Having moved from Johannesburg to Durban, and being robbed of a laptop in the process, offered Raymond Perrier a new perspective on Lent.
They say that moving house, changing jobs and getting married are the three most stressful things you can do. Well, having just done two of them over one weekend, I am committed to remaining resistant to the third!
It is not that I am not used to moving house. In fact, in the last 16 years I have lived in eight different places and in four different countries not a bad record of mobility.
So many of the aspects of moving house that some find difficult I have learnt to take in my stride and even enjoy. Not the packing (no one I know apart from my mother likes packing!) but unpacking can be great fun. I actually really delight in deciding where to put things, how to arrange my clothes and books and those sweet little things that we take with us as sentimental reminders (though I really can’t remember why I carry round a little grey pebble).
I suppose that the pleasure comes from re-making order where there was once disorder finding comfort amidst the discomfort. Because the key experience of moving house, city, job or all three is of being discomforted.
That does not quite mean the same as being uncomfortable. Rather, it is the experience of moving from a situation of comfort, in which all is known and predictable and safe and relatively easy, to one of discomfort where, at least at first, everything is unknown and unpredictable and not yet safe and easy.
So I find myself wandering down the wrong aisle in the supermarket because it is a different chain from the one I am used to. I drive round in circles as I learn to navigate new routes in a new city. And most importantly I have to meet new people, remember names and build new relationships professional, social and spiritual. This is not easy but it is worthwhile.
We can sometimes get set in our ways, doing things day in and day out according to a fixed pattern. While there is some value in this, it means that we are no longer so open to surprises the late British Jesuit Gerry Hughes wrote about the God of Surprises.
Sometimes we are forced by circumstance or bad luck to change our set routines an illness, or the birth or death of someone close, being retrenched or retired. These are moments when the Holy Spirit creates a gap in our ordered lives and so can breathe new air into our tidy but dusty worlds. It is not easy when that happens but we have to trust that the Lord knows how to help us grow.
I kept having to remind myself of that because of a particular source of discomfort. I was ready to say goodbye to my old home and my former job indeed I had chosen to do both of those but I was not ready for to say goodbye to the comforts of technology.

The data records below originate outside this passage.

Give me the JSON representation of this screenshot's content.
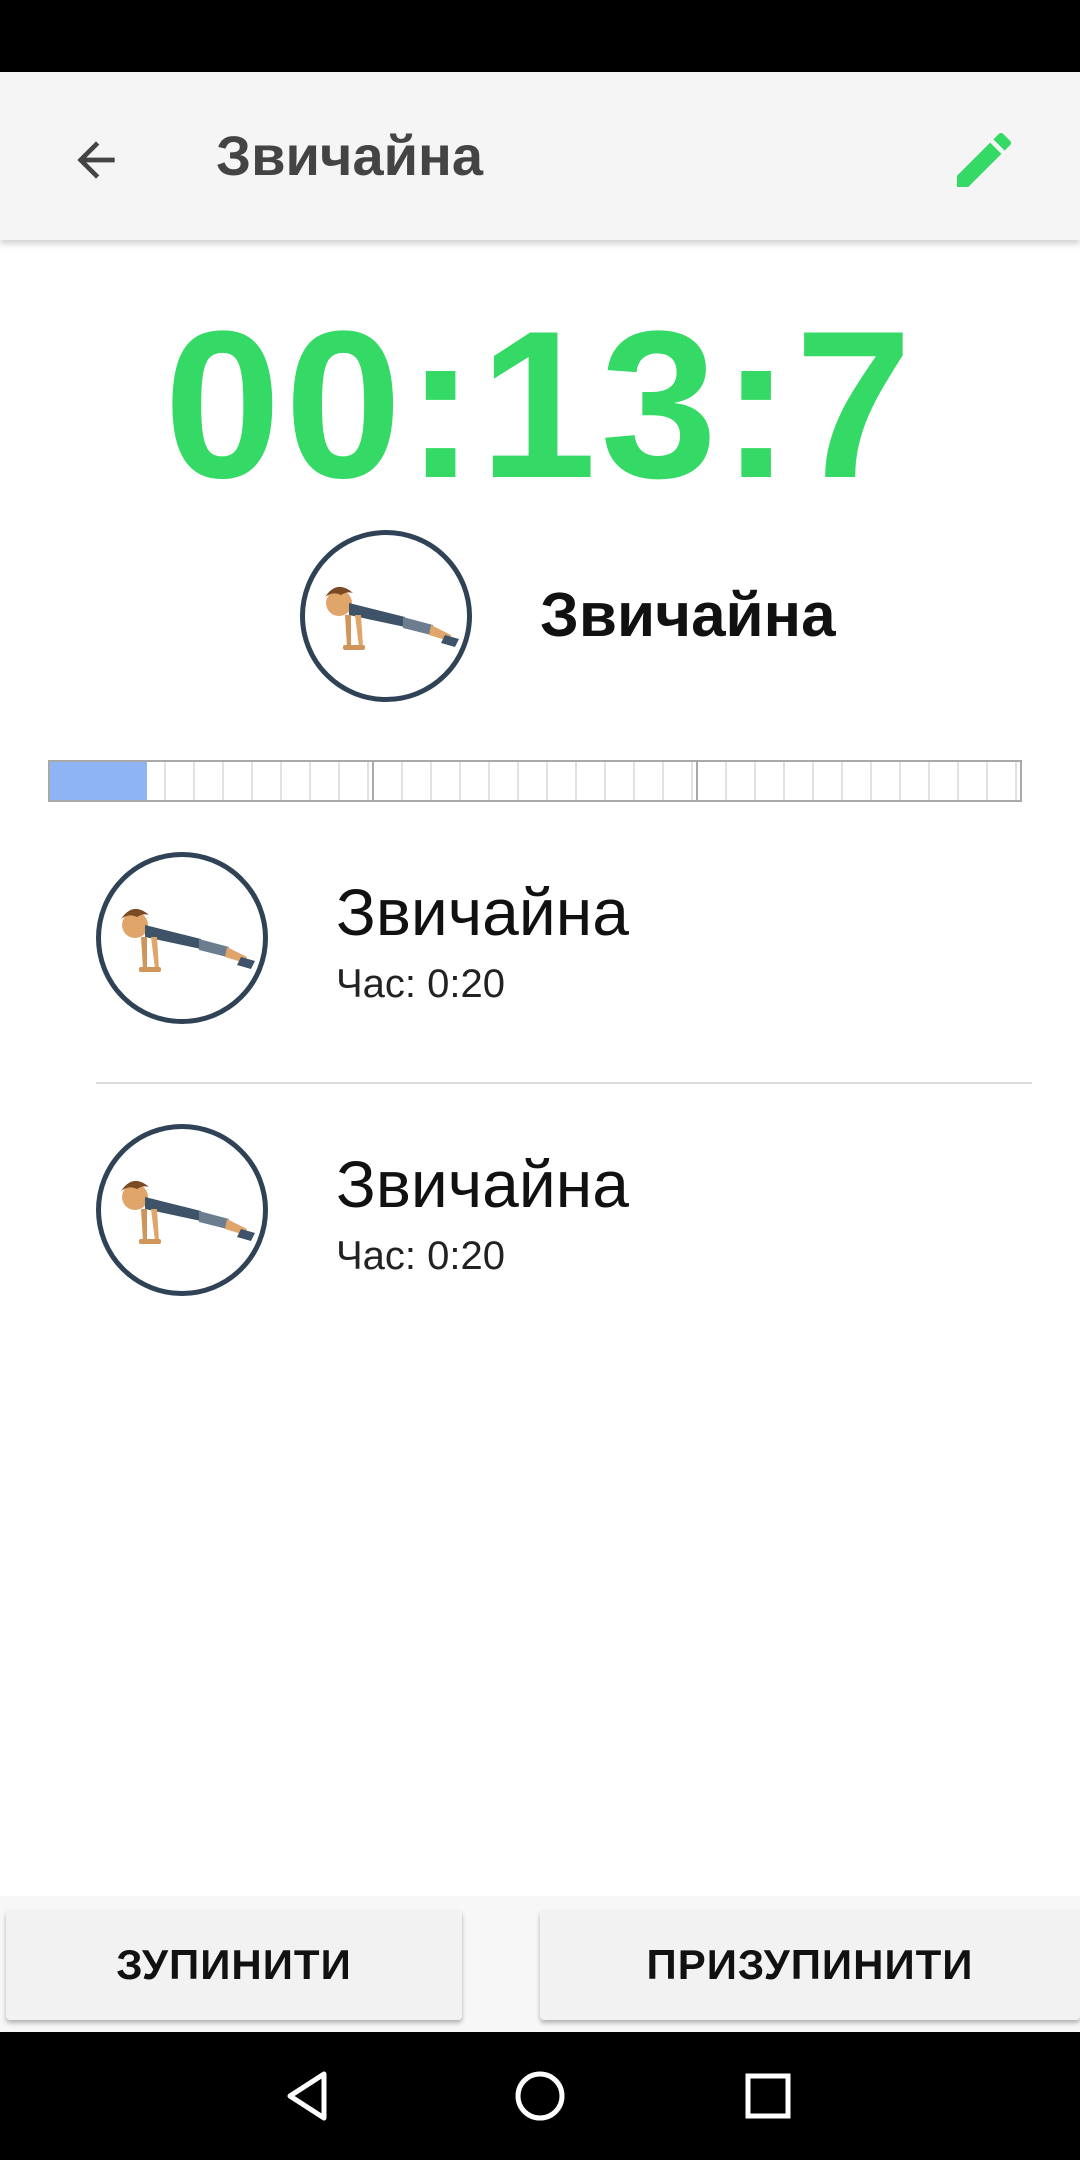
{
  "app_bar": {
    "title": "Звичайна",
    "back_icon": "arrow-left-icon",
    "edit_icon": "pencil-icon"
  },
  "timer": {
    "value": "00:13:7",
    "color": "#35d965"
  },
  "current_exercise": {
    "name": "Звичайна",
    "icon": "pushup-icon"
  },
  "progress": {
    "segments": 3,
    "fill_fraction": 0.3,
    "fill_color": "#8fb4f5"
  },
  "exercises": [
    {
      "name": "Звичайна",
      "time": "Час: 0:20",
      "icon": "pushup-icon"
    },
    {
      "name": "Звичайна",
      "time": "Час: 0:20",
      "icon": "pushup-icon"
    }
  ],
  "buttons": {
    "stop_label": "ЗУПИНИТИ",
    "pause_label": "ПРИЗУПИНИТИ"
  },
  "nav": {
    "back_icon": "nav-back-icon",
    "home_icon": "nav-home-icon",
    "recents_icon": "nav-recents-icon"
  }
}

Within three days I found myself without the laptop and the phone on which I had come to rely. The phone just stopped working but the laptop more dramatically was stolen from my car in a smash and grab as I was setting off from Johannesburg to Durban.

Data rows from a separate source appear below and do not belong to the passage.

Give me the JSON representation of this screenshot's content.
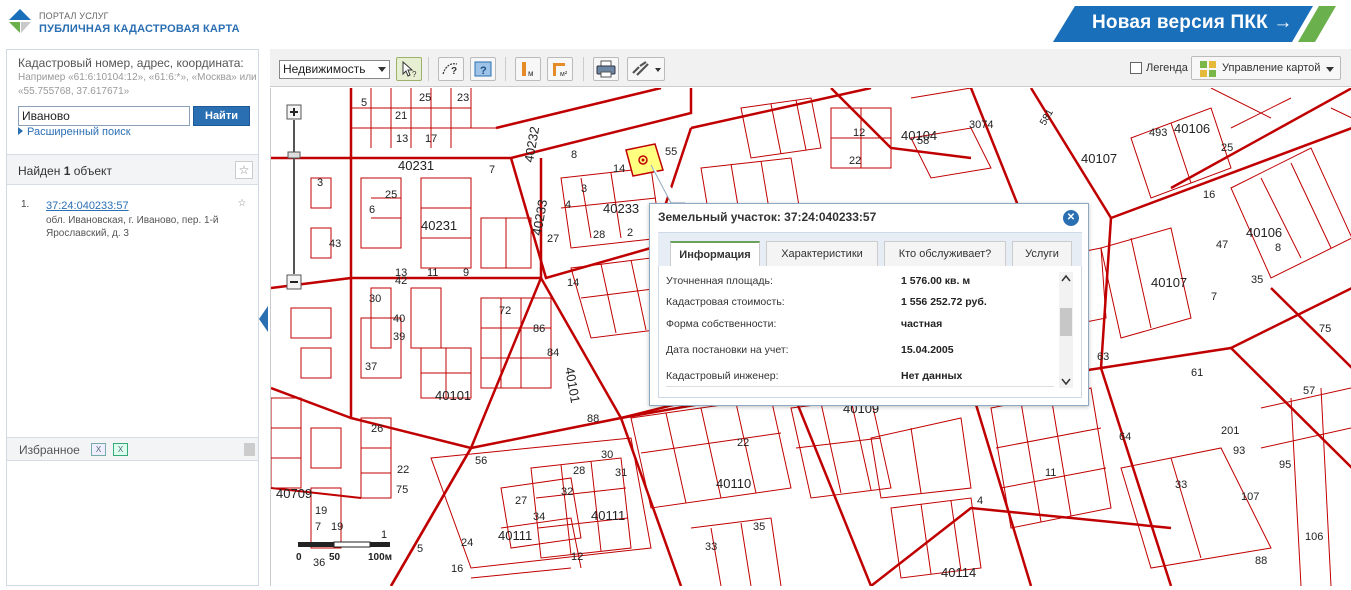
{
  "header": {
    "logo_line1": "ПОРТАЛ УСЛУГ",
    "logo_line2": "ПУБЛИЧНАЯ КАДАСТРОВАЯ КАРТА",
    "new_version_label": "Новая версия ПКК →",
    "brand_blue": "#1a6fba",
    "brand_green": "#6ab04c"
  },
  "search": {
    "title": "Кадастровый номер, адрес, координата:",
    "example": "Например «61:6:10104:12», «61:6:*», «Москва» или «55.755768, 37.617671»",
    "value": "Иваново",
    "button_label": "Найти",
    "advanced_label": "Расширенный поиск"
  },
  "results": {
    "found_prefix": "Найден",
    "found_count": "1",
    "found_suffix": "объект",
    "items": [
      {
        "num": "1.",
        "cadastral": "37:24:040233:57",
        "address": "обл. Ивановская, г. Иваново, пер. 1-й Ярославский, д. 3"
      }
    ]
  },
  "favorites": {
    "label": "Избранное"
  },
  "toolbar": {
    "layer_select": "Недвижимость",
    "legend_label": "Легенда",
    "map_control_label": "Управление картой"
  },
  "popup": {
    "title": "Земельный участок: 37:24:040233:57",
    "tabs": [
      "Информация",
      "Характеристики",
      "Кто обслуживает?",
      "Услуги"
    ],
    "properties": [
      {
        "label": "Уточненная площадь:",
        "value": "1 576.00 кв. м"
      },
      {
        "label": "Кадастровая стоимость:",
        "value": "1 556 252.72 руб."
      },
      {
        "label": "Форма собственности:",
        "value": "частная"
      },
      {
        "label": "Дата постановки на учет:",
        "value": "15.04.2005"
      },
      {
        "label": "Кадастровый инженер:",
        "value": "Нет данных"
      }
    ]
  },
  "map": {
    "parcel_color": "#c00000",
    "highlight_color": "#ffff80",
    "quarter_labels": [
      "40231",
      "40231",
      "40232",
      "40233",
      "40233",
      "40104",
      "40106",
      "40106",
      "40107",
      "40107",
      "40101",
      "40101",
      "40109",
      "40110",
      "40111",
      "40111",
      "40114",
      "40709"
    ],
    "parcel_labels": [
      "25",
      "23",
      "21",
      "17",
      "13",
      "7",
      "5",
      "3",
      "6",
      "8",
      "4",
      "14",
      "55",
      "3",
      "27",
      "28",
      "2",
      "14",
      "13",
      "11",
      "9",
      "25",
      "37",
      "30",
      "40",
      "39",
      "43",
      "42",
      "72",
      "86",
      "84",
      "88",
      "56",
      "26",
      "22",
      "75",
      "36",
      "7",
      "19",
      "19",
      "1",
      "5",
      "24",
      "16",
      "12",
      "34",
      "32",
      "28",
      "30",
      "31",
      "27",
      "22",
      "33",
      "35",
      "64",
      "61",
      "63",
      "11",
      "4",
      "33",
      "107",
      "106",
      "88",
      "57",
      "75",
      "493",
      "25",
      "16",
      "47",
      "35",
      "8",
      "3074",
      "581",
      "58",
      "22",
      "12",
      "93",
      "95",
      "201",
      "7"
    ],
    "scale": {
      "labels": [
        "0",
        "50",
        "100м"
      ]
    }
  }
}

Some might call that karma. Had I really lived for five years in that exciting but difficult city and never been a victim of violent crime? Three young men with a brick and a quick getaway proved me wrong in my last five minutes in the city.

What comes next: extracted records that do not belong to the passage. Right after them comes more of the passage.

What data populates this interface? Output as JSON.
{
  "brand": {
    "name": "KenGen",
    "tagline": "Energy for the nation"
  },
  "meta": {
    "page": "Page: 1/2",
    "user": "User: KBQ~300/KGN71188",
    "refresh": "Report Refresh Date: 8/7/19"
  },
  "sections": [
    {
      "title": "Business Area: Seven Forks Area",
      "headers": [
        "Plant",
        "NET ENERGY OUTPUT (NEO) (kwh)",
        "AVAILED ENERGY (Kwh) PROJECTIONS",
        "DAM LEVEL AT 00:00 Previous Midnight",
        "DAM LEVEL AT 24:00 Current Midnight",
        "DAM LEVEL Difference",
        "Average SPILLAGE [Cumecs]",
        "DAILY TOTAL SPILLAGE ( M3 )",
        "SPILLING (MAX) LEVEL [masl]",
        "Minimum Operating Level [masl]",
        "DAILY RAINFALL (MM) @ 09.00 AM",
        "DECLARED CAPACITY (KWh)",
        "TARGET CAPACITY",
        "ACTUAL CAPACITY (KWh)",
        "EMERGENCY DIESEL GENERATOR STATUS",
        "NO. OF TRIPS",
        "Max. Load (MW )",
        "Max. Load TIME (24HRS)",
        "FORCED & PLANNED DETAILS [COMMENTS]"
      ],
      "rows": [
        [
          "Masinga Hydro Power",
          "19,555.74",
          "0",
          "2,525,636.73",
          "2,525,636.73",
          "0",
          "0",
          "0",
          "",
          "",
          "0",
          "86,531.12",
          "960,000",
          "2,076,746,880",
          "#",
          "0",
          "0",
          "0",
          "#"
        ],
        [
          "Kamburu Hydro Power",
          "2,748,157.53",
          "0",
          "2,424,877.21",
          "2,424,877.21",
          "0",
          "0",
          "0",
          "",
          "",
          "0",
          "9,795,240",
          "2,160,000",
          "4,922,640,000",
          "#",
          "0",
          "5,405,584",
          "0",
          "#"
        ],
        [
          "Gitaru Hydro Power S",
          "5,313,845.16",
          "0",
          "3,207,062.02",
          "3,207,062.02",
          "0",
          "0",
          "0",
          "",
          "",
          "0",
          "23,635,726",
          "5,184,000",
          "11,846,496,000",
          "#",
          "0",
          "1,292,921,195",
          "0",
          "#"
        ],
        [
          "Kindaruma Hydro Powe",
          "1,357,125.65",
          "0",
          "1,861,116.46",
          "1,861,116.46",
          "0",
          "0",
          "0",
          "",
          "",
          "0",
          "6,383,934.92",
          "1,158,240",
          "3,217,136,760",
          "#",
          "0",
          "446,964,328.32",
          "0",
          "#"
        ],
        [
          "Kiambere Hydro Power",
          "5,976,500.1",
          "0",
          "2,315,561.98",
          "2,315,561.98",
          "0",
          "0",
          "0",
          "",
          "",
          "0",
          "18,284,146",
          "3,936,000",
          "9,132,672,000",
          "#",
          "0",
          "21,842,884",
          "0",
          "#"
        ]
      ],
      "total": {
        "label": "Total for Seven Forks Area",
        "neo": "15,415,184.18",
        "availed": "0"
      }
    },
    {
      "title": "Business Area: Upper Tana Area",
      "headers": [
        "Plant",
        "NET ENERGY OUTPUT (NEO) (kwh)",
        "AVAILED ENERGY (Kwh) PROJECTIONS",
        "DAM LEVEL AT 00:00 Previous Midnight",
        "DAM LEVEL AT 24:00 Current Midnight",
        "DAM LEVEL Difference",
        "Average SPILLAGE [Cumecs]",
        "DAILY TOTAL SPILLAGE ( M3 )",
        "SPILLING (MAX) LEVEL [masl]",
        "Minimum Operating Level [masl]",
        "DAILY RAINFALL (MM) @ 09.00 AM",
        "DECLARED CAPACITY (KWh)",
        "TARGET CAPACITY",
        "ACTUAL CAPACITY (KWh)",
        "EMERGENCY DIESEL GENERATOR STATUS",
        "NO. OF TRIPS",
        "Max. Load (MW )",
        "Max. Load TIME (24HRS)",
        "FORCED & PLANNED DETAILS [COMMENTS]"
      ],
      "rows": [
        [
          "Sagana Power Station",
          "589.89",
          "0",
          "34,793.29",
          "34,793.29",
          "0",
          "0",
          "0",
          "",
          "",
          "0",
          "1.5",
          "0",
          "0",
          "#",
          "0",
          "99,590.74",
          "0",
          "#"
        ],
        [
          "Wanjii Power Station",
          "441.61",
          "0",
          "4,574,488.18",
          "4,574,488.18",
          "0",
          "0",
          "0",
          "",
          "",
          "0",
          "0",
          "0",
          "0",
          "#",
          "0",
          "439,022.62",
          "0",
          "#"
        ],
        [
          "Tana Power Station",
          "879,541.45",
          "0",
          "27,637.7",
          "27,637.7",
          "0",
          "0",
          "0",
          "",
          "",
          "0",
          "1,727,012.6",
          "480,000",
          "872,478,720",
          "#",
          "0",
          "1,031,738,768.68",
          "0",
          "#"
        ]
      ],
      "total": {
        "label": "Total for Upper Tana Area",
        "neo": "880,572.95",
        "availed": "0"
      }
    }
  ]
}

These two objects had become almost extensions of my body. Forced to cope without them, I realised that I had been kidding myself about the ease with which I dealt with change even as I moved house, like a tortoise I was carrying round a protective shell of familiarity in the form of the laptop and phone.
I don’t think God creates these situations in order to test us or to confuse us the young thieves can’t claim they were instruments of the Divine Plan! But I would suggest that when these things happen, it gives us a useful pause for thought. Am I overly reliant on things or routines or the same relationships? Do I leave space for the God of Surprises?
The carol sings of Christmas as the season of comfort and joy; Lent, which we have just started, is a season of discomfort and joy.
Our Lenten observances of fasting, prayer and alms-giving should make us discomforted, they should force us to look at our lives and our world in a new way. When we stop drinking or smoking or eating meat, we notice how reliant we have become on our little pleasures.
When we spend more time in prayer, we might actually make space to listen to God as well as talking to him. When we give to the poor, we remember the needs of those around us whom we can so easily overlook.
But it is discomfort and joy. That reading on Ash Wednesday reminds us to look happy and not miserable during this season. The book of Lenten reflections which I have just written with Frances Correia (if you will allow me an ad break) talks about the joy of Lent because we know that it is a season that will end, and will end in the Resurrection.
Lent is a time for us to evangelise others, not because of the sacrifices they see us make, but because of the joy with which they see us living our lives, even as we sacrifice.
So whether involuntarily because of a new job or a Jozi tsotsi, or voluntarily because you make space in your comfortable life, welcome the discomforts of the Holy Spirit and enjoy this Lenten season.